The fact is that American law prohibits all types of forced labor, except for the labor of convicts. Therefore, opening a private prison, the entrepreneur takes care of the costs of maintaining and protecting prisoners, making a profit from the use of their free labor.
This business area originated in the United States in the 80s of the last century. By the 90s, about 2 thousand American prisoners were in commercial prisons. The business turned out to be so profitable that the prison population in the United States grew 100 times. Today there are already more than 200 thousand prisoners.
Another area of this business in the United States was the rental of prisoners. Private entrepreneurs began to rent convicts in state prisons for work.
And taking into account the fact that the USA takes the first place in the world in the number of “prisoners” (every fourth prisoner of the planet is in an American prison), the prospects for growth are far from exhausted.
In modern Russia, the labor of prisoners has recently been used, but it was neither forced nor free.
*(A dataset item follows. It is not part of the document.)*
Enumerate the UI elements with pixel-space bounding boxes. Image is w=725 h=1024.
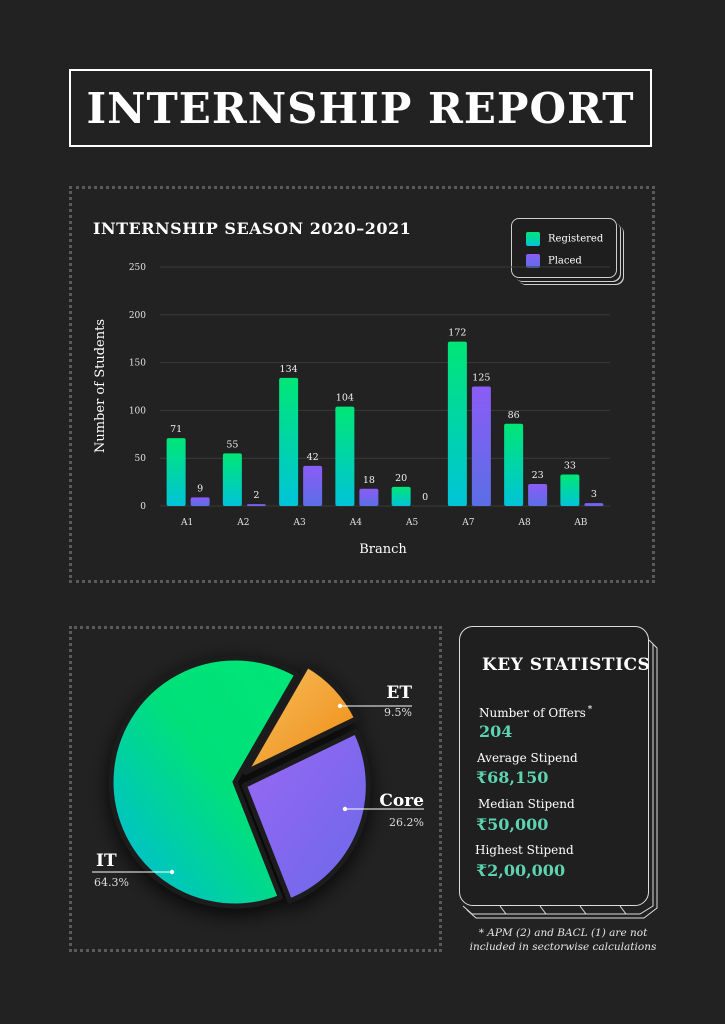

Many Russian prisoners work to make money. There are other benefits. A person, while in custody, finds an occupation for himself, learns a profession or tries not to lose skills that may be useful to him after his release.
In 2019, the State Duma of the Russian Federation adopted a law on the use of labor of prisoners outside places of deprivation of liberty. It is difficult to say how it will affect the life of prisoners, whether it will turn them into a free labor force or help to adapt to normal life. It is hoped that Russia will not follow the "progressive" western path in this matter.